July 20

Posted by sydney on Jul 20th, 2009
  • 1792: July 20, 1792 – Simeon Etty brought me two eggs of a Razor-bill from the cliffs of the Isle of Wight: they are large, & long, & very blunt at the big end, & very sharp & peaked at the small.  The eggs of these birds are, as Ray justly remarks, “in omnibus hujus beneris majora quam pro corporis mole.”  One of these eggs is of a pale green, the other more white; both are marked & dotted irregularly with chcolate-coloured spots.  Razor-bills lay but one egg, except the first is taken away, & then a second, & on to a third.  By their weight these eggs seem to have been sat on, & to contain young ones.

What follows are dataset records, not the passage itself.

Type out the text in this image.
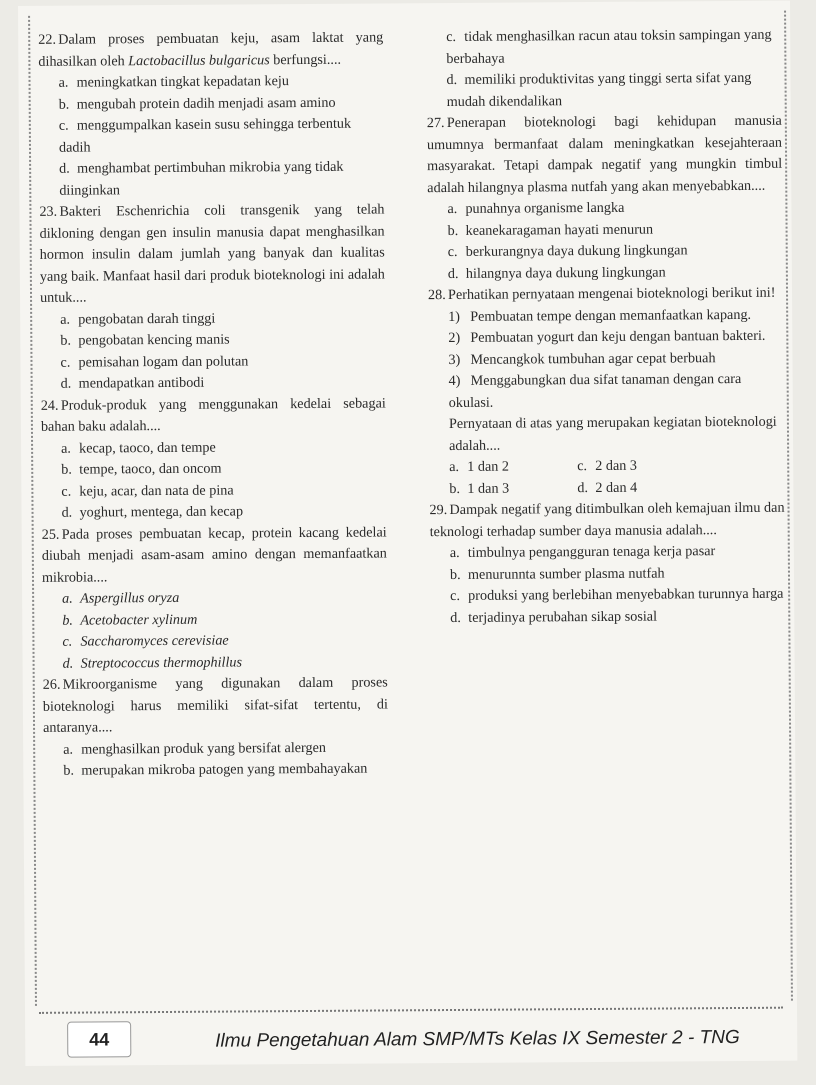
22. Dalam proses pembuatan keju, asam laktat yang dihasilkan oleh Lactobacillus bulgaricus berfungsi....
a. meningkatkan tingkat kepadatan keju
b. mengubah protein dadih menjadi asam amino
c. menggumpalkan kasein susu sehingga terbentuk dadih
d. menghambat pertimbuhan mikrobia yang tidak diinginkan
23. Bakteri Eschenrichia coli transgenik yang telah dikloning dengan gen insulin manusia dapat menghasilkan hormon insulin dalam jumlah yang banyak dan kualitas yang baik. Manfaat hasil dari produk bioteknologi ini adalah untuk....
a. pengobatan darah tinggi
b. pengobatan kencing manis
c. pemisahan logam dan polutan
d. mendapatkan antibodi
24. Produk-produk yang menggunakan kedelai sebagai bahan baku adalah....
a. kecap, taoco, dan tempe
b. tempe, taoco, dan oncom
c. keju, acar, dan nata de pina
d. yoghurt, mentega, dan kecap
25. Pada proses pembuatan kecap, protein kacang kedelai diubah menjadi asam-asam amino dengan memanfaatkan mikrobia....
a. Aspergillus oryza
b. Acetobacter xylinum
c. Saccharomyces cerevisiae
d. Streptococcus thermophillus
26. Mikroorganisme yang digunakan dalam proses bioteknologi harus memiliki sifat-sifat tertentu, di antaranya....
a. menghasilkan produk yang bersifat alergen
b. merupakan mikroba patogen yang membahayakan
c. tidak menghasilkan racun atau toksin sampingan yang berbahaya
d. memiliki produktivitas yang tinggi serta sifat yang mudah dikendalikan
27. Penerapan bioteknologi bagi kehidupan manusia umumnya bermanfaat dalam meningkatkan kesejahteraan masyarakat. Tetapi dampak negatif yang mungkin timbul adalah hilangnya plasma nutfah yang akan menyebabkan....
a. punahnya organisme langka
b. keanekaragaman hayati menurun
c. berkurangnya daya dukung lingkungan
d. hilangnya daya dukung lingkungan
28. Perhatikan pernyataan mengenai bioteknologi berikut ini!
1) Pembuatan tempe dengan memanfaatkan kapang.
2) Pembuatan yogurt dan keju dengan bantuan bakteri.
3) Mencangkok tumbuhan agar cepat berbuah
4) Menggabungkan dua sifat tanaman dengan cara okulasi.
Pernyataan di atas yang merupakan kegiatan bioteknologi adalah....
a. 1 dan 2	c. 2 dan 3
b. 1 dan 3	d. 2 dan 4
29. Dampak negatif yang ditimbulkan oleh kemajuan ilmu dan teknologi terhadap sumber daya manusia adalah....
a. timbulnya pengangguran tenaga kerja pasar
b. menurunnta sumber plasma nutfah
c. produksi yang berlebihan menyebabkan turunnya harga
d. terjadinya perubahan sikap sosial
44	Ilmu Pengetahuan Alam SMP/MTs Kelas IX Semester 2 - TNG
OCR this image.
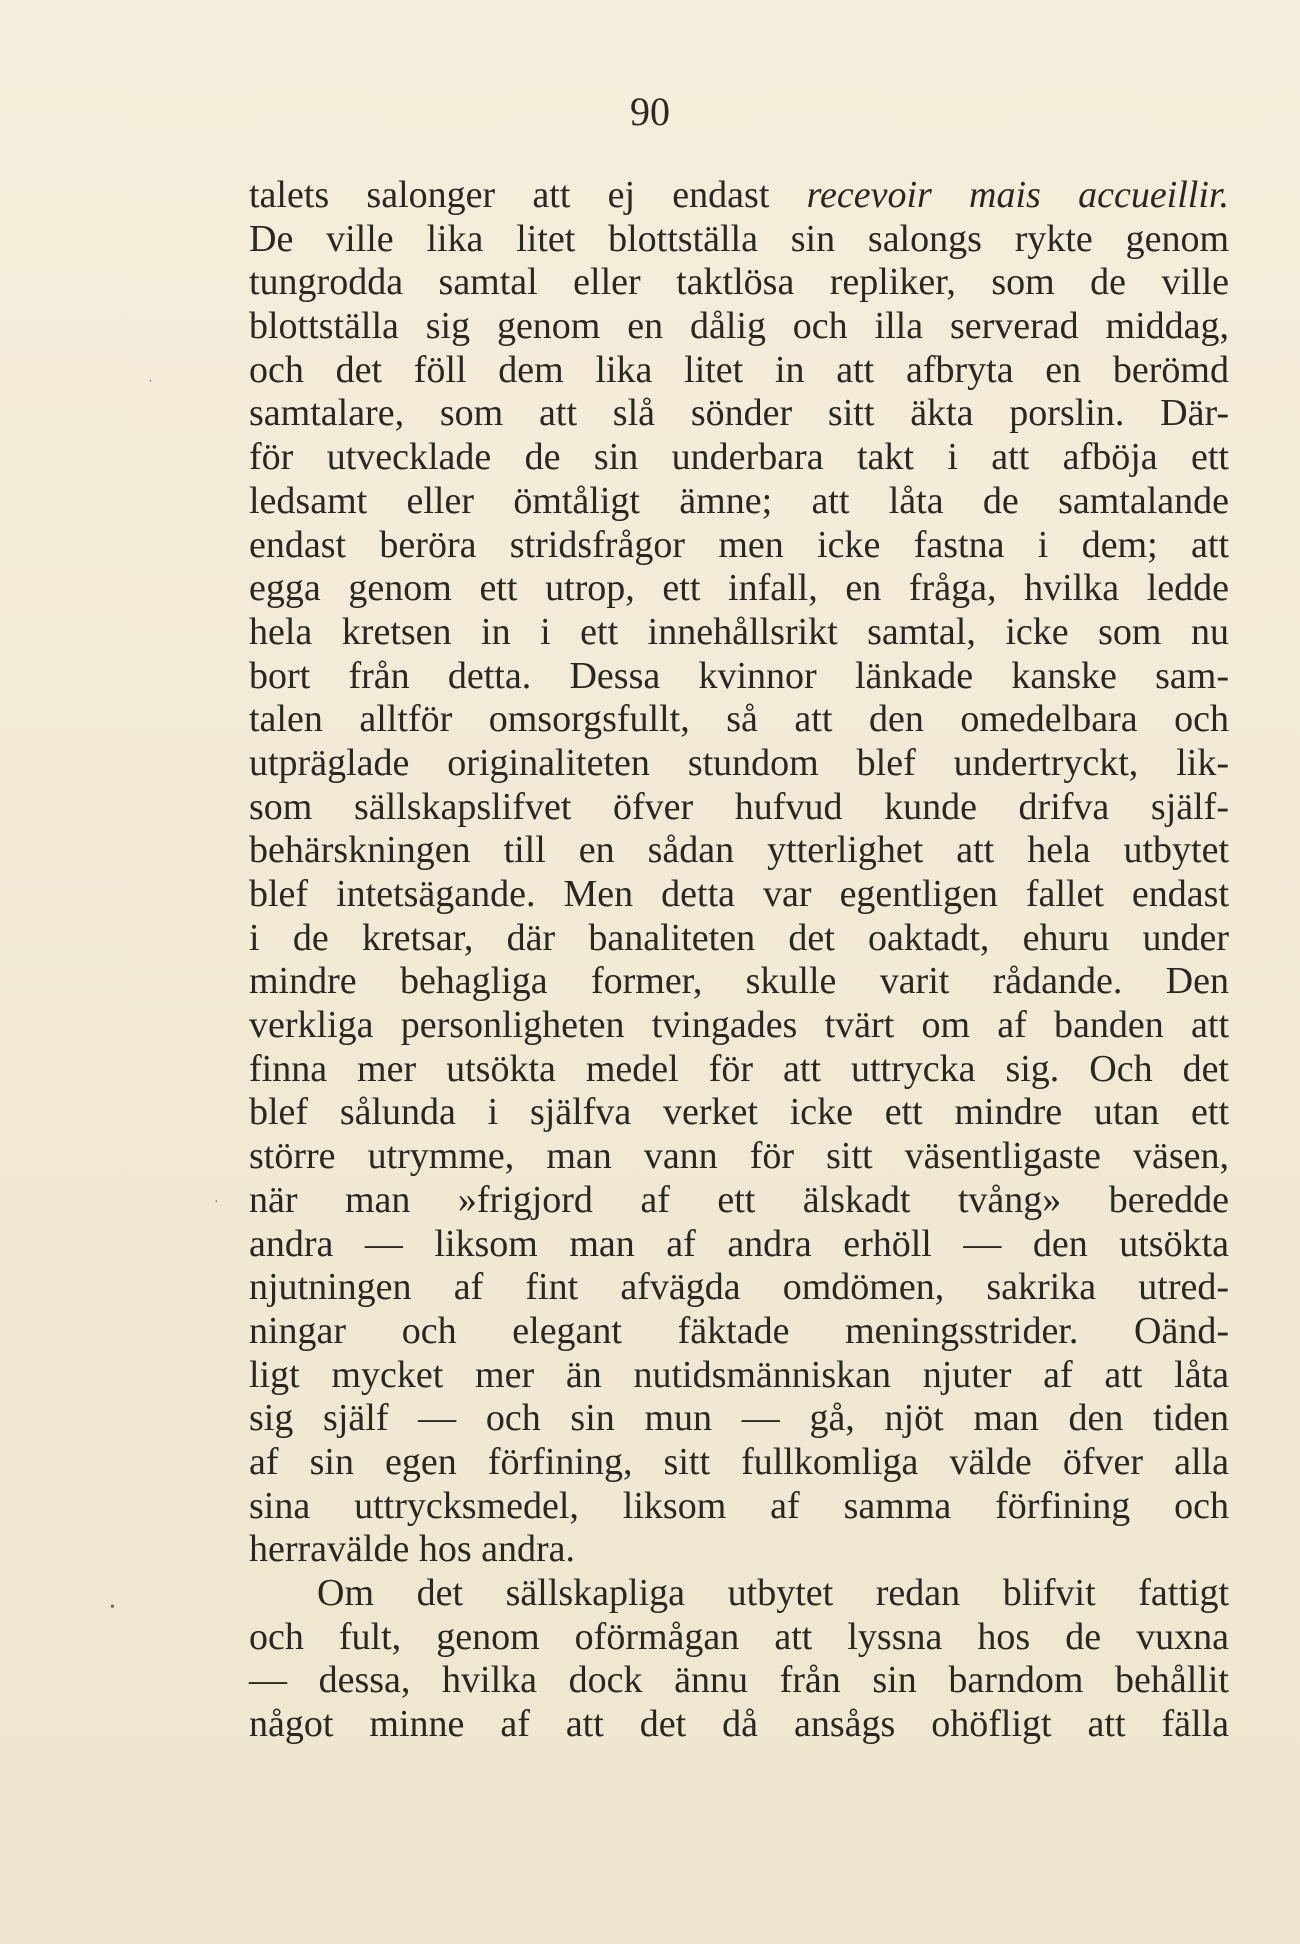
90
talets salonger att ej endast recevoir mais accueillir.
De ville lika litet blottställa sin salongs rykte genom
tungrodda samtal eller taktlösa repliker, som de ville
blottställa sig genom en dålig och illa serverad middag,
och det föll dem lika litet in att afbryta en berömd
samtalare, som att slå sönder sitt äkta porslin. Där-
för utvecklade de sin underbara takt i att afböja ett
ledsamt eller ömtåligt ämne; att låta de samtalande
endast beröra stridsfrågor men icke fastna i dem; att
egga genom ett utrop, ett infall, en fråga, hvilka ledde
hela kretsen in i ett innehållsrikt samtal, icke som nu
bort från detta. Dessa kvinnor länkade kanske sam-
talen alltför omsorgsfullt, så att den omedelbara och
utpräglade originaliteten stundom blef undertryckt, lik-
som sällskapslifvet öfver hufvud kunde drifva själf-
behärskningen till en sådan ytterlighet att hela utbytet
blef intetsägande. Men detta var egentligen fallet endast
i de kretsar, där banaliteten det oaktadt, ehuru under
mindre behagliga former, skulle varit rådande. Den
verkliga personligheten tvingades tvärt om af banden att
finna mer utsökta medel för att uttrycka sig. Och det
blef sålunda i själfva verket icke ett mindre utan ett
större utrymme, man vann för sitt väsentligaste väsen,
när man »frigjord af ett älskadt tvång» beredde
andra — liksom man af andra erhöll — den utsökta
njutningen af fint afvägda omdömen, sakrika utred-
ningar och elegant fäktade meningsstrider. Oänd-
ligt mycket mer än nutidsmänniskan njuter af att låta
sig själf — och sin mun — gå, njöt man den tiden
af sin egen förfining, sitt fullkomliga välde öfver alla
sina uttrycksmedel, liksom af samma förfining och
herravälde hos andra.
Om det sällskapliga utbytet redan blifvit fattigt
och fult, genom oförmågan att lyssna hos de vuxna
— dessa, hvilka dock ännu från sin barndom behållit
något minne af att det då ansågs ohöfligt att fälla
˙
·
•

  • 1791: July 20, 1791 – Mr. Budd’s annuals very fine.  Ground well moistened: after-grass grows.
  • 1789: July 20, 1789 – Began to cut my hay, a vast burden, but over-ripe.

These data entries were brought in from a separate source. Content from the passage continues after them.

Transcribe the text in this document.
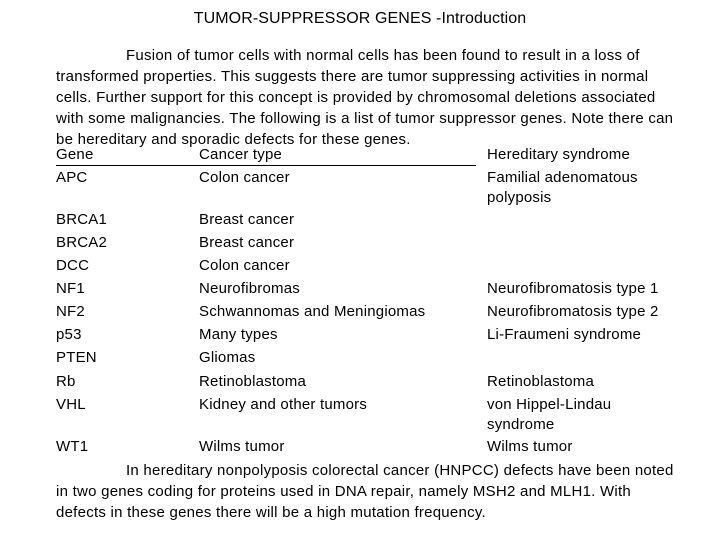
TUMOR-SUPPRESSOR GENES -Introduction
Fusion of tumor cells with normal cells has been found to result in a loss of transformed properties. This suggests there are tumor suppressing activities in normal cells. Further support for this concept is provided by chromosomal deletions associated with some malignancies. The following is a list of tumor suppressor genes. Note there can be hereditary and sporadic defects for these genes.
Gene	Cancer type	Hereditary syndrome
APC	Colon cancer	Familial adenomatous
polyposis
BRCA1	Breast cancer
BRCA2	Breast cancer
DCC	Colon cancer
NF1	Neurofibromas	Neurofibromatosis type 1
NF2	Schwannomas and Meningiomas	Neurofibromatosis type 2
p53	Many types	Li-Fraumeni syndrome
PTEN	Gliomas
Rb	Retinoblastoma	Retinoblastoma
VHL	Kidney and other tumors	von Hippel-Lindau
syndrome
WT1	Wilms tumor	Wilms tumor
In hereditary nonpolyposis colorectal cancer (HNPCC) defects have been noted in two genes coding for proteins used in DNA repair, namely MSH2 and MLH1. With defects in these genes there will be a high mutation frequency.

  • 1784: July 20, 1784 – Bro. Henry and his son Sam came.  Saw an old swift feed it’s young in the air: a circumstance which I could never discover before.
  • 1778: July 20, 1778 – Much thunder. Some people in the village were struck down by the storm, but not hurt.  The stroke seemed to them like a violent push or shove.  The ground is well-soaked.  Wheat much lodged.  Frogs migrate from the ponds.

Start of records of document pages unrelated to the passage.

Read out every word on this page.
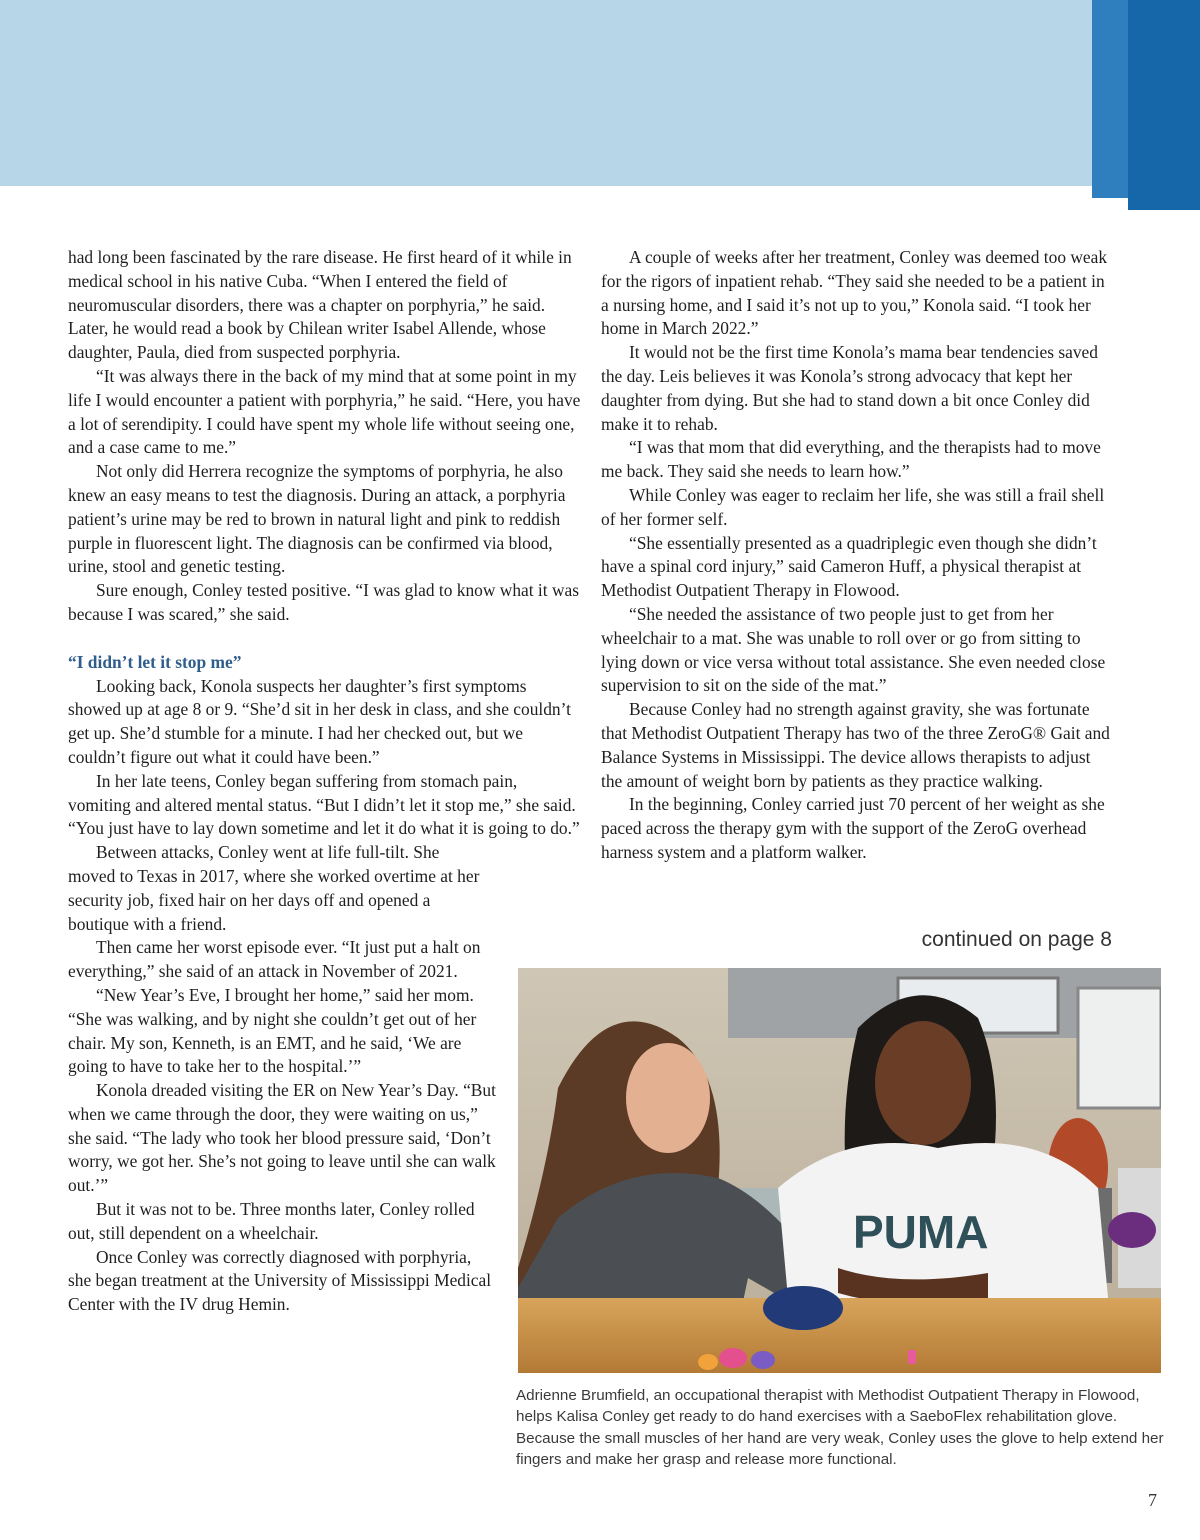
had long been fascinated by the rare disease. He first heard of it while in medical school in his native Cuba. “When I entered the field of neuromuscular disorders, there was a chapter on porphyria,” he said. Later, he would read a book by Chilean writer Isabel Allende, whose daughter, Paula, died from suspected porphyria.

“It was always there in the back of my mind that at some point in my life I would encounter a patient with porphyria,” he said. “Here, you have a lot of serendipity. I could have spent my whole life without seeing one, and a case came to me.”

Not only did Herrera recognize the symptoms of porphyria, he also knew an easy means to test the diagnosis. During an attack, a porphyria patient’s urine may be red to brown in natural light and pink to reddish purple in fluorescent light. The diagnosis can be confirmed via blood, urine, stool and genetic testing.

Sure enough, Conley tested positive. “I was glad to know what it was because I was scared,” she said.

“I didn’t let it stop me”

Looking back, Konola suspects her daughter’s first symptoms showed up at age 8 or 9. “She’d sit in her desk in class, and she couldn’t get up. She’d stumble for a minute. I had her checked out, but we couldn’t figure out what it could have been.”

In her late teens, Conley began suffering from stomach pain, vomiting and altered mental status. “But I didn’t let it stop me,” she said. “You just have to lay down sometime and let it do what it is going to do.”

Between attacks, Conley went at life full-tilt. She moved to Texas in 2017, where she worked overtime at her security job, fixed hair on her days off and opened a boutique with a friend.

Then came her worst episode ever. “It just put a halt on everything,” she said of an attack in November of 2021.

“New Year’s Eve, I brought her home,” said her mom. “She was walking, and by night she couldn’t get out of her chair. My son, Kenneth, is an EMT, and he said, ‘We are going to have to take her to the hospital.’”

Konola dreaded visiting the ER on New Year’s Day. “But when we came through the door, they were waiting on us,” she said. “The lady who took her blood pressure said, ‘Don’t worry, we got her. She’s not going to leave until she can walk out.’”

But it was not to be. Three months later, Conley rolled out, still dependent on a wheelchair.

Once Conley was correctly diagnosed with porphyria, she began treatment at the University of Mississippi Medical Center with the IV drug Hemin.

A couple of weeks after her treatment, Conley was deemed too weak for the rigors of inpatient rehab. “They said she needed to be a patient in a nursing home, and I said it’s not up to you,” Konola said. “I took her home in March 2022.”

It would not be the first time Konola’s mama bear tendencies saved the day. Leis believes it was Konola’s strong advocacy that kept her daughter from dying. But she had to stand down a bit once Conley did make it to rehab.

“I was that mom that did everything, and the therapists had to move me back. They said she needs to learn how.”

While Conley was eager to reclaim her life, she was still a frail shell of her former self.

“She essentially presented as a quadriplegic even though she didn’t have a spinal cord injury,” said Cameron Huff, a physical therapist at Methodist Outpatient Therapy in Flowood.

“She needed the assistance of two people just to get from her wheelchair to a mat. She was unable to roll over or go from sitting to lying down or vice versa without total assistance. She even needed close supervision to sit on the side of the mat.”

Because Conley had no strength against gravity, she was fortunate that Methodist Outpatient Therapy has two of the three ZeroG® Gait and Balance Systems in Mississippi. The device allows therapists to adjust the amount of weight born by patients as they practice walking.

In the beginning, Conley carried just 70 percent of her weight as she paced across the therapy gym with the support of the ZeroG overhead harness system and a platform walker.

continued on page 8
PUMA
Adrienne Brumfield, an occupational therapist with Methodist Outpatient Therapy in Flowood, helps Kalisa Conley get ready to do hand exercises with a SaeboFlex rehabilitation glove. Because the small muscles of her hand are very weak, Conley uses the glove to help extend her fingers and make her grasp and release more functional.
7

  • 1772: July 20, 1772 – Vast showers about to the S.E. & N.W.  Dust hardly laid in the roads.
  • 1770: July 20, 1770 – Spread the hay. Stopped & tacked ye vines.  Cut the tall hedges.
  • 1768: July 20, 1768 – Vast aurora borealis.  The white owl has young.  It brings a mouse to its nest about every five minutes beginning at sunset.  Hay in tollerable order.  Cut my little mead.